New discoveries and substantial collections were made in Chile by tree experts from the Royal Botanic Garden Edinburgh (RBGE), Benmore Botanic Garden, and the Perthshire Conifer Conservation Programme.
The team headed to Chile to make research and conservation observations and collections of Chilean conifers and their associated species in their natural habitats.
They were successful in making significant seed collections from a range of conifer species, including Chilean Plum Yew (Prumnopitys andina), and discovered two previously unknown populations of this threatened species – one in the Andes and one in the central depression.
As many of the valleys where this species grows have been flooded for hydroelectric schemes, the global population is in decline, so finding the new pockets of the trees gives hope that there may be further as-yet undiscovered populations in isolated areas.
The team comprised Martin Gardner (Co-ordinator of the International Conifer Conservation Programme at RGBE), Peter Baxter (curator at Benmore Botanic Garden), Mauricio Cano (a Chilean PhD student at RBGE) and Tom Christian (Project Officer of Perthshire’s Conifer Conservation Programme).
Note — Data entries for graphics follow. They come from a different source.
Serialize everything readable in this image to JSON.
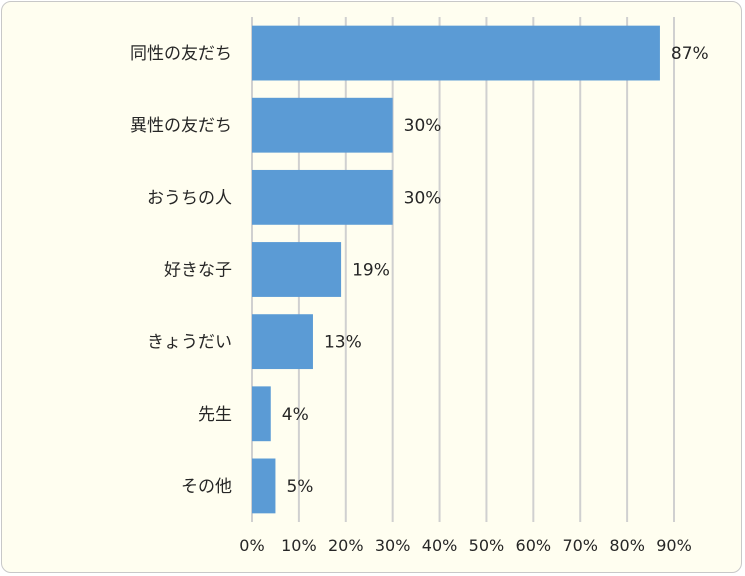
{
  "chart_data": {
    "type": "bar",
    "orientation": "horizontal",
    "categories": [
      "同性の友だち",
      "異性の友だち",
      "おうちの人",
      "好きな子",
      "きょうだい",
      "先生",
      "その他"
    ],
    "values": [
      87,
      30,
      30,
      19,
      13,
      4,
      5
    ],
    "data_labels": [
      "87%",
      "30%",
      "30%",
      "19%",
      "13%",
      "4%",
      "5%"
    ],
    "x_ticks": [
      0,
      10,
      20,
      30,
      40,
      50,
      60,
      70,
      80,
      90
    ],
    "x_tick_labels": [
      "0%",
      "10%",
      "20%",
      "30%",
      "40%",
      "50%",
      "60%",
      "70%",
      "80%",
      "90%"
    ],
    "xlim": [
      0,
      90
    ],
    "grid": "vertical",
    "legend": "none",
    "title": "",
    "xlabel": "",
    "ylabel": "",
    "bar_color": "#5b9bd5",
    "grid_color": "#d0d0d0",
    "background_color": "#fffef0"
  }
}
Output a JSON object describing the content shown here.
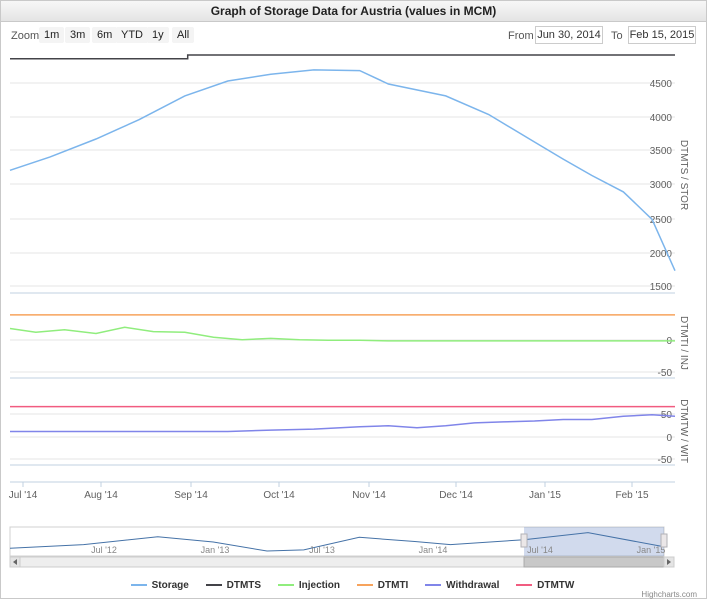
{
  "title": "Graph of Storage Data for Austria (values in MCM)",
  "zoom": {
    "label": "Zoom",
    "buttons": [
      "1m",
      "3m",
      "6m",
      "YTD",
      "1y",
      "All"
    ]
  },
  "range": {
    "from_label": "From",
    "from_value": "Jun 30, 2014",
    "to_label": "To",
    "to_value": "Feb 15, 2015"
  },
  "credits": "Highcharts.com",
  "colors": {
    "storage": "#7cb5ec",
    "dtmts": "#434348",
    "injection": "#90ed7d",
    "dtmti": "#f7a35c",
    "withdrawal": "#8085e9",
    "dtmtw": "#f15c80"
  },
  "chart_data": {
    "type": "line",
    "x_axis": {
      "ticks": [
        "Jul '14",
        "Aug '14",
        "Sep '14",
        "Oct '14",
        "Nov '14",
        "Dec '14",
        "Jan '15",
        "Feb '15"
      ],
      "range": [
        "2014-07-01",
        "2015-02-18"
      ]
    },
    "panes": [
      {
        "axis_label": "DTMTS / STOR",
        "ylim": [
          1500,
          4700
        ],
        "ticks": [
          "1500",
          "2000",
          "2500",
          "3000",
          "3500",
          "4000",
          "4500"
        ],
        "series": [
          {
            "name": "Storage",
            "color": "#7cb5ec",
            "points": [
              [
                "2014-07-01",
                3150
              ],
              [
                "2014-07-15",
                3330
              ],
              [
                "2014-07-31",
                3570
              ],
              [
                "2014-08-15",
                3830
              ],
              [
                "2014-08-31",
                4150
              ],
              [
                "2014-09-15",
                4350
              ],
              [
                "2014-09-30",
                4440
              ],
              [
                "2014-10-15",
                4500
              ],
              [
                "2014-10-31",
                4490
              ],
              [
                "2014-11-10",
                4310
              ],
              [
                "2014-11-30",
                4150
              ],
              [
                "2014-12-15",
                3900
              ],
              [
                "2014-12-31",
                3530
              ],
              [
                "2015-01-10",
                3300
              ],
              [
                "2015-01-20",
                3080
              ],
              [
                "2015-01-31",
                2860
              ],
              [
                "2015-02-10",
                2490
              ],
              [
                "2015-02-18",
                1800
              ]
            ]
          },
          {
            "name": "DTMTS",
            "color": "#434348",
            "points": [
              [
                "2014-07-01",
                4650
              ],
              [
                "2014-09-01",
                4650
              ],
              [
                "2014-09-01",
                4700
              ],
              [
                "2015-02-18",
                4700
              ]
            ]
          }
        ]
      },
      {
        "axis_label": "DTMTI / INJ",
        "ylim": [
          -60,
          50
        ],
        "ticks": [
          "-50",
          "0"
        ],
        "series": [
          {
            "name": "Injection",
            "color": "#90ed7d",
            "points": [
              [
                "2014-07-01",
                20
              ],
              [
                "2014-07-10",
                14
              ],
              [
                "2014-07-20",
                18
              ],
              [
                "2014-07-31",
                12
              ],
              [
                "2014-08-10",
                22
              ],
              [
                "2014-08-20",
                15
              ],
              [
                "2014-08-31",
                14
              ],
              [
                "2014-09-10",
                6
              ],
              [
                "2014-09-20",
                2
              ],
              [
                "2014-09-30",
                4
              ],
              [
                "2014-10-10",
                2
              ],
              [
                "2014-10-20",
                1
              ],
              [
                "2014-10-31",
                1
              ],
              [
                "2014-11-10",
                0
              ],
              [
                "2014-11-30",
                0
              ],
              [
                "2014-12-31",
                0
              ],
              [
                "2015-01-31",
                0
              ],
              [
                "2015-02-10",
                0
              ],
              [
                "2015-02-18",
                0
              ]
            ]
          },
          {
            "name": "DTMTI",
            "color": "#f7a35c",
            "points": [
              [
                "2014-07-01",
                42
              ],
              [
                "2015-02-18",
                42
              ]
            ]
          }
        ]
      },
      {
        "axis_label": "DTMTW / WIT",
        "ylim": [
          -70,
          70
        ],
        "ticks": [
          "-50",
          "0",
          "50"
        ],
        "series": [
          {
            "name": "Withdrawal",
            "color": "#8085e9",
            "points": [
              [
                "2014-07-01",
                0
              ],
              [
                "2014-08-15",
                0
              ],
              [
                "2014-09-15",
                0
              ],
              [
                "2014-09-30",
                3
              ],
              [
                "2014-10-15",
                5
              ],
              [
                "2014-10-31",
                10
              ],
              [
                "2014-11-10",
                12
              ],
              [
                "2014-11-20",
                8
              ],
              [
                "2014-11-30",
                12
              ],
              [
                "2014-12-10",
                18
              ],
              [
                "2014-12-20",
                20
              ],
              [
                "2014-12-31",
                22
              ],
              [
                "2015-01-10",
                25
              ],
              [
                "2015-01-20",
                25
              ],
              [
                "2015-01-31",
                32
              ],
              [
                "2015-02-10",
                35
              ],
              [
                "2015-02-18",
                32
              ]
            ]
          },
          {
            "name": "DTMTW",
            "color": "#f15c80",
            "points": [
              [
                "2014-07-01",
                52
              ],
              [
                "2015-02-18",
                52
              ]
            ]
          }
        ]
      }
    ],
    "navigator": {
      "ticks": [
        "Jul '12",
        "Jan '13",
        "Jul '13",
        "Jan '14",
        "Jul '14",
        "Jan '15"
      ],
      "range": [
        "2012-03-01",
        "2015-02-18"
      ],
      "selected": [
        "2014-07-01",
        "2015-02-18"
      ],
      "points": [
        [
          "2012-03-01",
          1500
        ],
        [
          "2012-07-01",
          2200
        ],
        [
          "2012-11-01",
          3700
        ],
        [
          "2013-02-01",
          2700
        ],
        [
          "2013-05-01",
          1000
        ],
        [
          "2013-07-01",
          1200
        ],
        [
          "2013-10-01",
          3600
        ],
        [
          "2014-01-01",
          2800
        ],
        [
          "2014-03-01",
          2200
        ],
        [
          "2014-07-01",
          3150
        ],
        [
          "2014-10-15",
          4500
        ],
        [
          "2015-02-18",
          1800
        ]
      ]
    },
    "legend": [
      "Storage",
      "DTMTS",
      "Injection",
      "DTMTI",
      "Withdrawal",
      "DTMTW"
    ],
    "legend_position": "bottom"
  }
}
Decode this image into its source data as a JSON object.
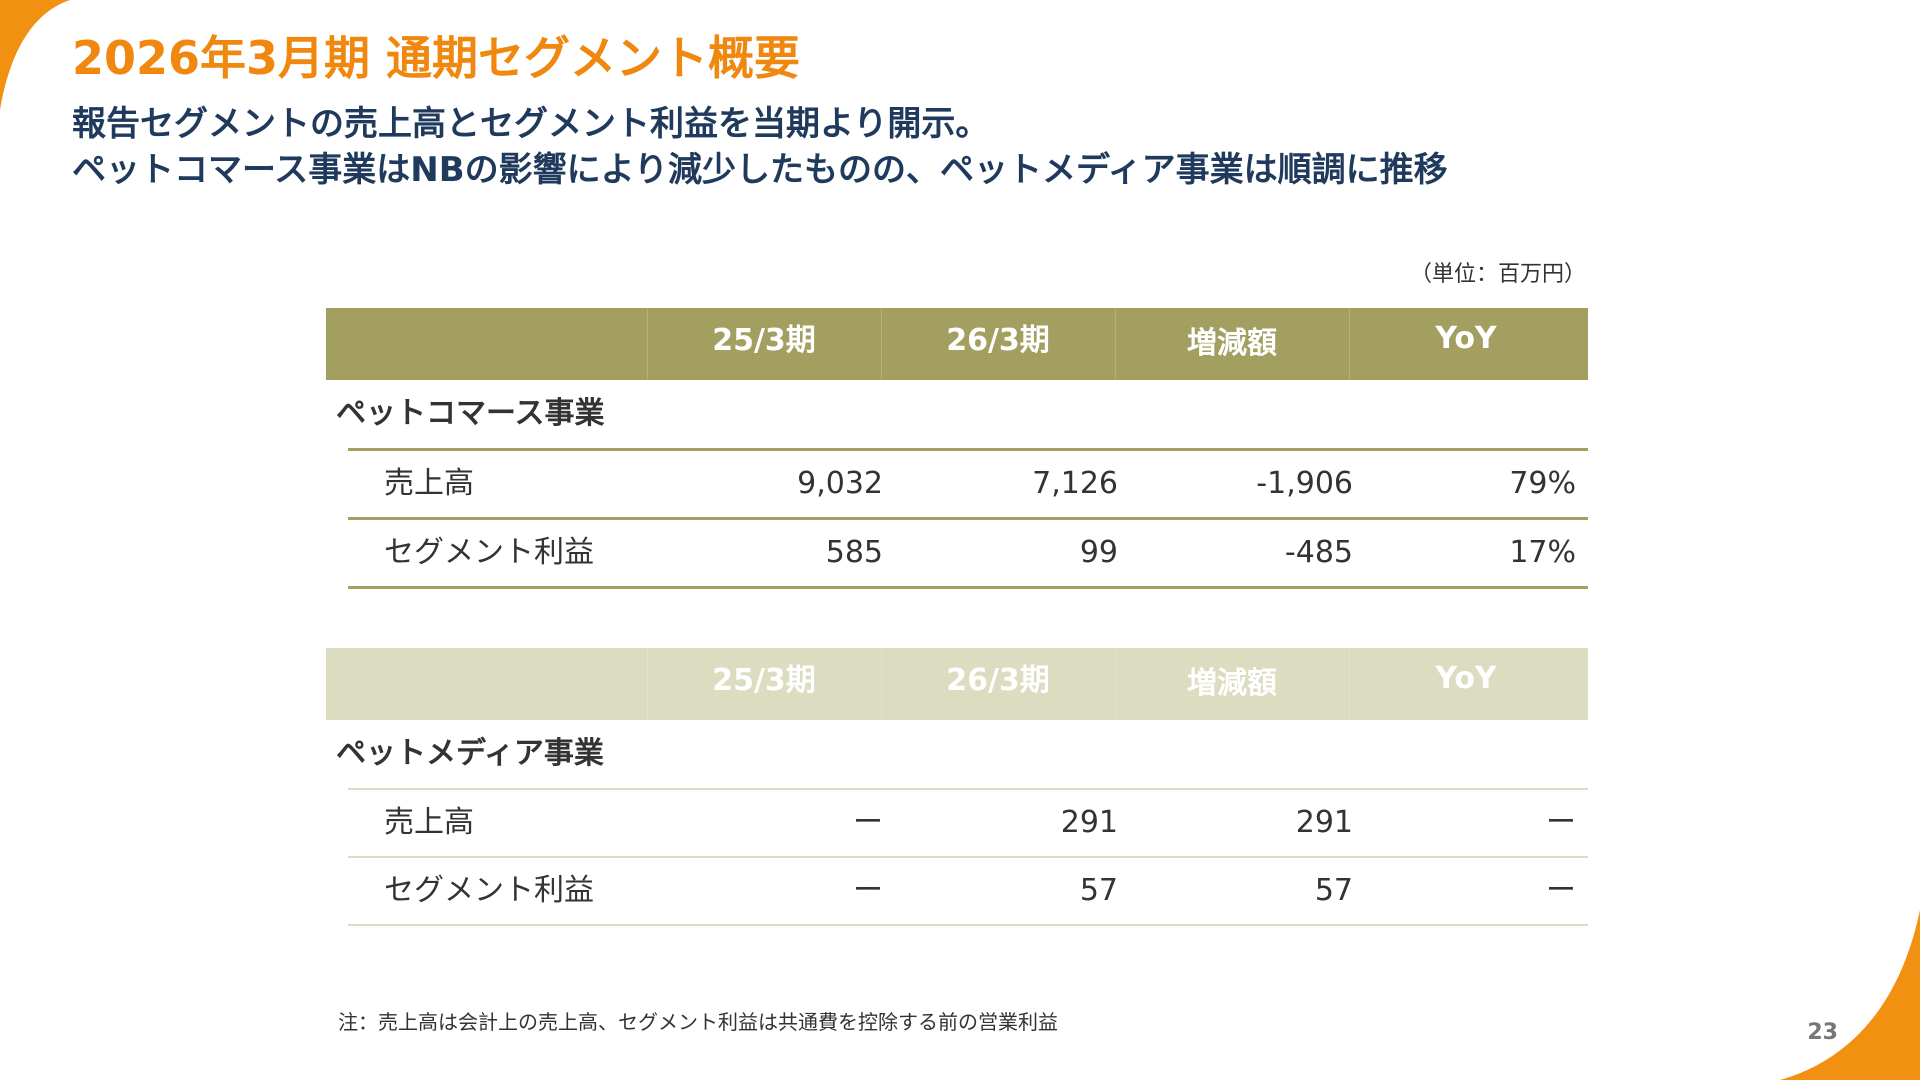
{
  "slide": {
    "title": "2026年3月期 通期セグメント概要",
    "subtitle_line1": "報告セグメントの売上高とセグメント利益を当期より開示。",
    "subtitle_line2": "ペットコマース事業はNBの影響により減少したものの、ペットメディア事業は順調に推移",
    "unit": "（単位：百万円）",
    "note": "注：売上高は会計上の売上高、セグメント利益は共通費を控除する前の営業利益",
    "page_number": "23"
  },
  "colors": {
    "accent_orange": "#f0870f",
    "navy": "#1f3a5c",
    "olive": "#a29f60",
    "olive_light": "#dcdcc1"
  },
  "tables": [
    {
      "headers": [
        "25/3期",
        "26/3期",
        "増減額",
        "YoY"
      ],
      "segment": "ペットコマース事業",
      "rows": [
        {
          "label": "売上高",
          "values": [
            "9,032",
            "7,126",
            "-1,906",
            "79%"
          ]
        },
        {
          "label": "セグメント利益",
          "values": [
            "585",
            "99",
            "-485",
            "17%"
          ]
        }
      ]
    },
    {
      "headers": [
        "25/3期",
        "26/3期",
        "増減額",
        "YoY"
      ],
      "segment": "ペットメディア事業",
      "rows": [
        {
          "label": "売上高",
          "values": [
            "ー",
            "291",
            "291",
            "ー"
          ]
        },
        {
          "label": "セグメント利益",
          "values": [
            "ー",
            "57",
            "57",
            "ー"
          ]
        }
      ]
    }
  ]
}
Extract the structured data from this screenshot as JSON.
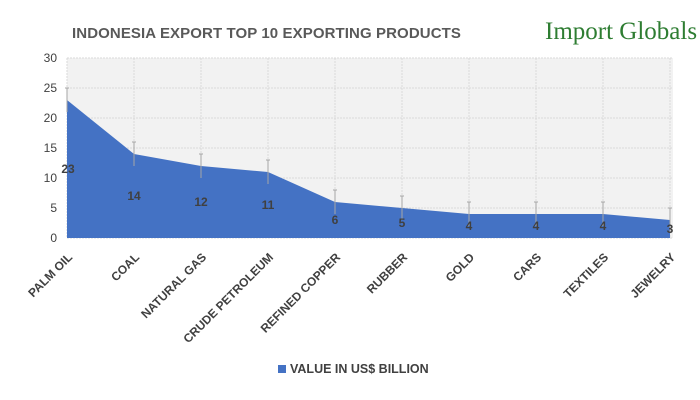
{
  "logo_text": "Import Globals",
  "chart_data": {
    "type": "area",
    "title": "INDONESIA EXPORT TOP 10 EXPORTING PRODUCTS",
    "categories": [
      "PALM OIL",
      "COAL",
      "NATURAL GAS",
      "CRUDE PETROLEUM",
      "REFINED COPPER",
      "RUBBER",
      "GOLD",
      "CARS",
      "TEXTILES",
      "JEWELRY"
    ],
    "series": [
      {
        "name": "VALUE IN US$ BILLION",
        "values": [
          23,
          14,
          12,
          11,
          6,
          5,
          4,
          4,
          4,
          3
        ],
        "color": "#4472c4"
      }
    ],
    "error_bar": 2,
    "ylim": [
      0,
      30
    ],
    "yticks": [
      0,
      5,
      10,
      15,
      20,
      25,
      30
    ],
    "grid": true,
    "data_labels": true,
    "legend": "bottom",
    "xlabel": "",
    "ylabel": ""
  }
}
The seeds will now be grown on in specialist facilities at the RGBE, during which time their population genetics will be studied by Mauricio for his PhD.
Tom said: “Once they are large enough the resulting young plants will be distributed around the network of International Conifer Conservation Programme (ICCP) safe sites, including a significant portion to sites in Perthshire’s Conifer Conservation Programme and National Tree Collections of Scotland (NTCS) networks, where they will be grown on in perpetuity as part of our ex-situ conservation resource.
“We were very surprised and excited to find the new populations of the Chilean Plum Yew. The one in the central depression is particularly significant as it is the only one in that area of Chile – all the others are confined to Andean valleys and just one in the coastal cordillera.”
The team also visited two private reserves of Monkey puzzle, including a community owned biological corridor and the privately owned Nassampulli reserve.
Tom continued: “These private reserves probably offer more effective protection for these iconic trees than national parks – there is less of a human impact on them because visitor numbers are strictly controlled.”
The team was also able to observe the ongoing impact of dam-building in the Chilean Andes, which is part of a drive to supply clean, more affordable energy.
Tom concluded: “Unfortunately these dams are coming catastrophic environmental cost. They are continuing to be built at an alarming rate, in the face of local opposition and significant conservation designations that are supposed to protect these amazing valleys. It is a sad irony given the recent good conservation PR Chile has enjoyed due to the Tompkins land donations, and Tompkins was of course instrumental in preventing many such dams being built in Patagonia.”